En 1978, l’US Open quitte le West Side Tennis Club, désormais trop petit pour accueillir un événement d’une telle importance, pour l’USTA National Tennis Center, situé à Flushing Meadows, à New-York. Par la même occasion, le tournoi se dispute à présent sur dur. Le Tennis Center est l’un des plus grands complexes de tennis au monde et son court central est le Stade Louis-Armstrong, d’une capacité de 14 000 places.
L’histoire: Matsuoka disqualifié
Petr Korda et Shuzo Matsuoka s’affrontent depuis déjà trois heures et vingt-six minutes lorsque leur match du premier tour bascule soudain dans l’histoire, à 5-5 au quatrième set. Le Japonais mène alors deux manches à une, ayant perdu la première, 7-6, avant de remporter les deux suivantes au tie-break également. Matsuoka est maintenant au service, mais alors qu’il vient de réussir un coup droit gagnant sur le premier point du jeu, il s’écroule en hurlant, touché par les crampes.
« Lorsque je frappe le coup droit, j’ai juste des crampes terribles, je m’écroule, mes deux jambes sont touchées, alors tout ce que je peux faire c’est crier. J’ai tellement mal, que je sais que le match est fini, mais ça me rend triste. »
En 1995, les règles n’autorisent aucun traitement médical pour les crampes, qui ne sont pas considérées comme une blessure mais comme une perte de condition physique. Si un joueur a besoin d’aide pour se relever, il est automatiquement disqualifié. Alors, le pauvre Matsuoka est abandonné à sa douleur pendant trois minutes, sous les yeux d’un public outré, tandis que l’arbitre se lance dans un décompte digne d’un combat de boxe avant de finalement le disqualifier. Ce n’est qu’à ce moment-là que son adversaire, en même temps qu’une équipe médicale, peut se précipiter à son secours.
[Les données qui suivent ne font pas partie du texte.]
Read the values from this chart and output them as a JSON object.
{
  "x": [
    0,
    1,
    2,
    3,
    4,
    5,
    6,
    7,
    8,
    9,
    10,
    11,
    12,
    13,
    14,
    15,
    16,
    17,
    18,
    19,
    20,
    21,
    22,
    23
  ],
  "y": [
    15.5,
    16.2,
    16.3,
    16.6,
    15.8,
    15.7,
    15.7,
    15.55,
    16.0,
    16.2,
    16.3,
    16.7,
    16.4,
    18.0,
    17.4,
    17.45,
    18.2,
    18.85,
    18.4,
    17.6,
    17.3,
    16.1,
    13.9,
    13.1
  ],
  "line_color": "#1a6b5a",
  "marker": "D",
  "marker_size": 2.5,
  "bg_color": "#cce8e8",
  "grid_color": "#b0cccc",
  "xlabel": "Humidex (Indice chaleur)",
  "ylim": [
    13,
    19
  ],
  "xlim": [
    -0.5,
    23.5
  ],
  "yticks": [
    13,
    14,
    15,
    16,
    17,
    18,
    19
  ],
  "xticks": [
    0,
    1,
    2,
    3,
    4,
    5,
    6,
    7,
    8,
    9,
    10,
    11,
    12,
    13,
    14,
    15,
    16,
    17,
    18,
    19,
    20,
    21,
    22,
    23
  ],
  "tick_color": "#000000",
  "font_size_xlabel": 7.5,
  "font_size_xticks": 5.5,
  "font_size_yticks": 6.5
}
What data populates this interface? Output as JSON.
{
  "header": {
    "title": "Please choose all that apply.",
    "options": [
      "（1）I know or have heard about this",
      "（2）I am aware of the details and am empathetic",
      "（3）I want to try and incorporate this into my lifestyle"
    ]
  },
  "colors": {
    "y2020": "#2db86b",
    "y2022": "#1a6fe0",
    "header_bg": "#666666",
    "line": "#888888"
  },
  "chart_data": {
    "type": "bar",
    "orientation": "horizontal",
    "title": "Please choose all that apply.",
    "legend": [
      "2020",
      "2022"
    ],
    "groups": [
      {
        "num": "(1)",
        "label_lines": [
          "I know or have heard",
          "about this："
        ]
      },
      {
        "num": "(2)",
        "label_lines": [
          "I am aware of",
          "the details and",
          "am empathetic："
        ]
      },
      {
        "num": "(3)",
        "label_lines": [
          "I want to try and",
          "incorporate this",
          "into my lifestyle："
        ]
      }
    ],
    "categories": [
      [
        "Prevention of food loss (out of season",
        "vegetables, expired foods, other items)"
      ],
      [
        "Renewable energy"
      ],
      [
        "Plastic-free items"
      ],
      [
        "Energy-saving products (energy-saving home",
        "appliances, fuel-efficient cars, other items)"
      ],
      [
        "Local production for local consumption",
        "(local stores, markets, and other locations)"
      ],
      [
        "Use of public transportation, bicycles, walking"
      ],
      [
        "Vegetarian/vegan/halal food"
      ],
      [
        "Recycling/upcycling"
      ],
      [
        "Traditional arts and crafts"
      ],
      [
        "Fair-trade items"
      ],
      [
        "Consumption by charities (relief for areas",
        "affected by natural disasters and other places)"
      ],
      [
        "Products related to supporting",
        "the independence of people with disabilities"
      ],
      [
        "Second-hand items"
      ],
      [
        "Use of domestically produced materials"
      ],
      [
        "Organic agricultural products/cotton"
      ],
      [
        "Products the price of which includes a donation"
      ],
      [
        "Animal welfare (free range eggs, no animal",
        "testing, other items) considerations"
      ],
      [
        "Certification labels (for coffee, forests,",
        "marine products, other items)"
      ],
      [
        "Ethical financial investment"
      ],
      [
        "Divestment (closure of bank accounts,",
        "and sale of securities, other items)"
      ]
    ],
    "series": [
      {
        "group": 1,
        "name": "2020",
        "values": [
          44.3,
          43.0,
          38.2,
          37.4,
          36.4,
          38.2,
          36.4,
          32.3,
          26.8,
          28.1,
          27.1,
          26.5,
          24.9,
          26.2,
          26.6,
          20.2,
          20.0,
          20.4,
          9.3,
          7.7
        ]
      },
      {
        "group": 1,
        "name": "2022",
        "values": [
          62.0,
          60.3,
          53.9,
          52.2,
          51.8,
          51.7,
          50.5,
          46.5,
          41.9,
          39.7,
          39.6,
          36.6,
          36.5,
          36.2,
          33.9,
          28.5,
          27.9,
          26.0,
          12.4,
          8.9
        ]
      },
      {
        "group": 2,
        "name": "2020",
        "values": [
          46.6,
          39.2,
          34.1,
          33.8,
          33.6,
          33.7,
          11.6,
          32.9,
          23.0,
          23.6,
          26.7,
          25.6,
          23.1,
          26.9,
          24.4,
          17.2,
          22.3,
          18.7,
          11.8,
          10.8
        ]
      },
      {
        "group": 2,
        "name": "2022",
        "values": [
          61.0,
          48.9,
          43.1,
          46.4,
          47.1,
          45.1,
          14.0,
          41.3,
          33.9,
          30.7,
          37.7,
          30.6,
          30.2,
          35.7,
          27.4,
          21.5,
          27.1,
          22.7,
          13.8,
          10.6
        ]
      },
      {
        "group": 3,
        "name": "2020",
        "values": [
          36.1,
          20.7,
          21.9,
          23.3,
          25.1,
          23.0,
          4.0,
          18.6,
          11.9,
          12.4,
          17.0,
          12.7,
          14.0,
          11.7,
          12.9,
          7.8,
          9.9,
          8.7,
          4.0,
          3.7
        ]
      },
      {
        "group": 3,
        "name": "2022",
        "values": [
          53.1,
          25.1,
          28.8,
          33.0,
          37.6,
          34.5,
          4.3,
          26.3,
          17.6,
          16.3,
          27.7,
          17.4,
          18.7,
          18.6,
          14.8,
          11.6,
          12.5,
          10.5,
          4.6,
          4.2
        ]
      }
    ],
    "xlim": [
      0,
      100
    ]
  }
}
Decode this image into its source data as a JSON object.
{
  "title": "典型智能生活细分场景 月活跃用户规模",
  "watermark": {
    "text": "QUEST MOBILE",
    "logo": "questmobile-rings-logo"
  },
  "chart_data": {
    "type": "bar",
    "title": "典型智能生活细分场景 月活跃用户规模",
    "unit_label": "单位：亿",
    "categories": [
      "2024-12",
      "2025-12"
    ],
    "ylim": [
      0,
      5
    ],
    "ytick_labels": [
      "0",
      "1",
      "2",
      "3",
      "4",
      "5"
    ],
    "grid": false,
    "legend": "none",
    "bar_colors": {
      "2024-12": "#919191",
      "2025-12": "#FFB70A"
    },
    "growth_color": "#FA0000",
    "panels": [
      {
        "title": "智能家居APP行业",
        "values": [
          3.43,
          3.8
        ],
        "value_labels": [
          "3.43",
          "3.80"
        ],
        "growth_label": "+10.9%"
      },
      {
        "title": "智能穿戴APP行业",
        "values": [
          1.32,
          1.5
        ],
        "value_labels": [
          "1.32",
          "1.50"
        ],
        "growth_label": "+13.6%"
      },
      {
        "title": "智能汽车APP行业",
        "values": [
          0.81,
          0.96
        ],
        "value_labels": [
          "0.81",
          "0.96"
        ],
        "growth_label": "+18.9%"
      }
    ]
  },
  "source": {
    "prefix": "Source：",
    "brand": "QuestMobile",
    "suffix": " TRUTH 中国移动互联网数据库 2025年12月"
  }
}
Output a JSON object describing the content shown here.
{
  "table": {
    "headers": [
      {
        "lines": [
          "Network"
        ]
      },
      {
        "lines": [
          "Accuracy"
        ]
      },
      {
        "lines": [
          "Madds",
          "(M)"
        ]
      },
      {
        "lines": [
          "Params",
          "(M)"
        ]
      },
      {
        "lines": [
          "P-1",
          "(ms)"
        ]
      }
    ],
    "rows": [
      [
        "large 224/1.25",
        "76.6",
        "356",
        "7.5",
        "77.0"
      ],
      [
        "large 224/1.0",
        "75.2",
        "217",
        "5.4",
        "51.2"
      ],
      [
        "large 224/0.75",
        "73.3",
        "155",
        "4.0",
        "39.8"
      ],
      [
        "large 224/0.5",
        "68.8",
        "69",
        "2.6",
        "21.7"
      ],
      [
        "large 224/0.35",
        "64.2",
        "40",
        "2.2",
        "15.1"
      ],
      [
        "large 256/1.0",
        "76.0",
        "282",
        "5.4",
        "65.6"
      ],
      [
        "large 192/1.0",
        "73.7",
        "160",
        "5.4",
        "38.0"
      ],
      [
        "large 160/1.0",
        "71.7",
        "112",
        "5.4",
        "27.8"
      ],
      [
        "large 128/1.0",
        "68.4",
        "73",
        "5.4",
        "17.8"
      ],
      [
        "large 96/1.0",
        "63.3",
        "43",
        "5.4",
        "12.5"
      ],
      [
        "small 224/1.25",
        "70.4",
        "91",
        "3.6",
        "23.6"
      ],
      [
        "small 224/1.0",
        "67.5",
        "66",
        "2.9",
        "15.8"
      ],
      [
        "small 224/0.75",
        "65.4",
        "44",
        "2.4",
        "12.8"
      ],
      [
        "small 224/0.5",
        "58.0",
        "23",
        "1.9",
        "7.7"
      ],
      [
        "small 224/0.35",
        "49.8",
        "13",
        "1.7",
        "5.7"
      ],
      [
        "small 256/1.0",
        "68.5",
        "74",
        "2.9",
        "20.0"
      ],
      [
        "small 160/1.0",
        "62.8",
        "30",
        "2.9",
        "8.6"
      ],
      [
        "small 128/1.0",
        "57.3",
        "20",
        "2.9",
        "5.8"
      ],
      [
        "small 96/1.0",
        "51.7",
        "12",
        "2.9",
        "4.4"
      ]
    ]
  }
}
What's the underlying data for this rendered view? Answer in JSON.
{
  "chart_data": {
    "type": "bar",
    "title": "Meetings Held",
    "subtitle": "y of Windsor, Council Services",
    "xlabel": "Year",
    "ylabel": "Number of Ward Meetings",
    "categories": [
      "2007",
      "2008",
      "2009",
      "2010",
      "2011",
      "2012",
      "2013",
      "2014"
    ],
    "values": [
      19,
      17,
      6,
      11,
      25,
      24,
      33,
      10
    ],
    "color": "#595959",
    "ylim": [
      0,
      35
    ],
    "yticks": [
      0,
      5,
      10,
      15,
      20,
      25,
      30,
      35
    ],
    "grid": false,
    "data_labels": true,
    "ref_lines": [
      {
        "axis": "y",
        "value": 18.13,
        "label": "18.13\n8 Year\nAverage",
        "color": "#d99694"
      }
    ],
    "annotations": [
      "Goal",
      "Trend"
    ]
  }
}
Bien que le public, de même que de nombreux commentateurs, et jusqu’à Korda lui-même, mettent en avant la cruauté de la règle, Matsuoka n’estime pas avoir été victime d’injustice.
« Je pense que la règle est bonne, ils ne devraient pas y toucher. Avoir des crampes, c’est une chose…il faut vous entraîner et améliorer votre condition physique. Cramper, c’est autre chose que se déchirer un muscle. C’est juste une règle et je pense que je la trouve juste. »
La communauté médicale n’est pas de cet avis, avertissant sur le danger que pouvait représenter le fait de priver les joueurs d’une assistance médicale rapide.
Postérité du moment : des règles désormais différentes
Bien que Matsuoka se soit plié à la règle sans demander qu’elle soit modifiée, la règle relative aux crampes sera changée peu après ce premier tour de l’US Open gravé dans les mémoires. Les joueurs auront alors droit au même traitement pour les blessures et les crampes. Cependant, douze ans plus tard, en 2008, la règle sera à nouveau adaptée, afin d’empêcher les joueurs d’utiliser les temps médicaux à des fins stratégiques, et les joueurs ne pourront faire soigner leurs crampes que lors des changements de côté.